El supuesto de que las sociedades transitan por estadios sucesivos que levantan su vuelo desde el pasado distante, la ignorancia, la barbarie y el atraso hasta alcanzar -a futuro- la plenitud, el conocimiento y la mejora de las condiciones de vida o el perfeccionamiento de la humanidad, se remonta a la antigüedad europea y se erige en el principal eslabón del discurso ideológico que sustenta a la civilización capitalista. Bajo la premisa del cambio social, la perfectibilidad y la inevitabilidad histórica, a lo largo de 2500 años fue entronizada la fe en la noción de progreso. Sin embargo, más allá de este manto seductor e ilusionista, el progreso conforma -a partir de sus dosis de juicios de valor- el andamiaje simbólico de la praxis científica y de las concepciones de corte teleológico. Por una parte, el progreso fue concebido como el avance o perfeccionamiento gradual de los conocimientos y saberes que permiten al ser humano encontrar respuestas y soluciones para vivir en colectividad y domesticar la naturaleza; por otro lado, ciertas concepciones lo remiten a la felicidad terrenal y a la mejora del espíritu para enfrentar con calma el agobio de la naturaleza y la sociedad (Nisbet, 1980). El mismo Robert Nisbet identifica varios pilares que, históricamente, conforman la idea de progreso, a saber: a) la valoración del pasado (y la consecuente distinción pasado/presente/futuro); b) la convicción de que la civilización occidental es noble, excepcional y superior a otras; c) la aceptación del crecimiento económico y el cambio tecnológico; d) la fe en la razón y la ciencia; y e) la valoración y defensa de la vida como valor supremo en el universo (Nisbet, 1980:438).
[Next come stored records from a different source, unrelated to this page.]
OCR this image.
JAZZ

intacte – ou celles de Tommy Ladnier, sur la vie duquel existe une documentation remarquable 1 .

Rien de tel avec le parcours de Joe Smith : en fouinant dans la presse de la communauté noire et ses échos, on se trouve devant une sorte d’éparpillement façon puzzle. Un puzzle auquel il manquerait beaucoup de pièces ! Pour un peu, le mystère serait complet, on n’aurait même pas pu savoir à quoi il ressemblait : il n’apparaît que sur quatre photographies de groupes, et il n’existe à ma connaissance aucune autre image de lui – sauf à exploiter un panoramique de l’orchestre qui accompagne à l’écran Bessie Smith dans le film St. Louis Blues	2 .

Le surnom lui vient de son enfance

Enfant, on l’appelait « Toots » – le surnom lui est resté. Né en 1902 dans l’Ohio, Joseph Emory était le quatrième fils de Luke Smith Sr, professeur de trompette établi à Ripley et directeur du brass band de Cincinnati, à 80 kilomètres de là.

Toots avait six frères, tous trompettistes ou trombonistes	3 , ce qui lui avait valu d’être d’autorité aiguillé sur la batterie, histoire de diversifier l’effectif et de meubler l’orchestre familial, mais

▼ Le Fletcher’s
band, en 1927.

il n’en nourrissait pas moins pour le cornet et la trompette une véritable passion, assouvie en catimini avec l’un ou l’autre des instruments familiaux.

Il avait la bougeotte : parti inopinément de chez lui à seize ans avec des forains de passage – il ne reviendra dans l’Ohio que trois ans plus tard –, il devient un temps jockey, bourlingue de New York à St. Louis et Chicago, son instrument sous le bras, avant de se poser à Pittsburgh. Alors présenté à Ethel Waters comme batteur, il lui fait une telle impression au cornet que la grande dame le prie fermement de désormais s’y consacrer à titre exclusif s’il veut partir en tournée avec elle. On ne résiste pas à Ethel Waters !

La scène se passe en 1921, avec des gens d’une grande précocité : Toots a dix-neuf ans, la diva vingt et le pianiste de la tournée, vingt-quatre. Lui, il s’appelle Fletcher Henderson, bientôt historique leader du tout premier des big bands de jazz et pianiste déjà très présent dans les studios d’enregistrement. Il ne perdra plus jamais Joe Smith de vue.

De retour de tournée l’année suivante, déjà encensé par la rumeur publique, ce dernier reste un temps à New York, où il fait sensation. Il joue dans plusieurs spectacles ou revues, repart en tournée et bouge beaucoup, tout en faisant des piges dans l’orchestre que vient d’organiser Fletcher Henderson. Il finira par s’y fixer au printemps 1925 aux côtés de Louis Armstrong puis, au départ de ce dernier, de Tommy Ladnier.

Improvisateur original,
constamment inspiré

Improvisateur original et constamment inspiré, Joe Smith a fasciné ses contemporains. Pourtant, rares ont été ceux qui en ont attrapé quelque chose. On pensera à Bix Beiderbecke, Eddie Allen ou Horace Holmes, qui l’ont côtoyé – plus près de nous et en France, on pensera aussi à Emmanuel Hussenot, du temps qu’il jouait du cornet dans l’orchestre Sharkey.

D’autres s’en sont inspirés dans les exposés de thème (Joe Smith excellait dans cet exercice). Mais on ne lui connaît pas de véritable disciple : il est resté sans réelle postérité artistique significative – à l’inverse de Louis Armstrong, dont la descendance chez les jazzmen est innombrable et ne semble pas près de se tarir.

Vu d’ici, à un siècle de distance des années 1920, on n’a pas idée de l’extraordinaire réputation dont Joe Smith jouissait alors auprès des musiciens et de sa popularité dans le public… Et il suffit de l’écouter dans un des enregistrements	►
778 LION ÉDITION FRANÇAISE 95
Con el movimiento filosófico de la modernidad europea, el progreso fue concebido como una creación humana fruto de su acción social para imponerse a la naturaleza todopoderosa explicada y regida por las deidades antiguas que, finalmente, fueron suplantadas por el reinado libertario e igualitario del continuo perfeccionamiento humano. En tanto nuevo espíritu de esta modernidad, el progreso fue asumido como la culminación del sendero teleológico introducido por los judíos y arraigado por los cristianos para encaminar a las sociedades hacia un fin determinado: la salvación como progreso regresivo que marcha a la decadencia desde el pecado original y la previa inocencia en el paraíso; y-según los designios de la Providencia-alcanzar un futuro colmado de gloria a través de la salvación eterna.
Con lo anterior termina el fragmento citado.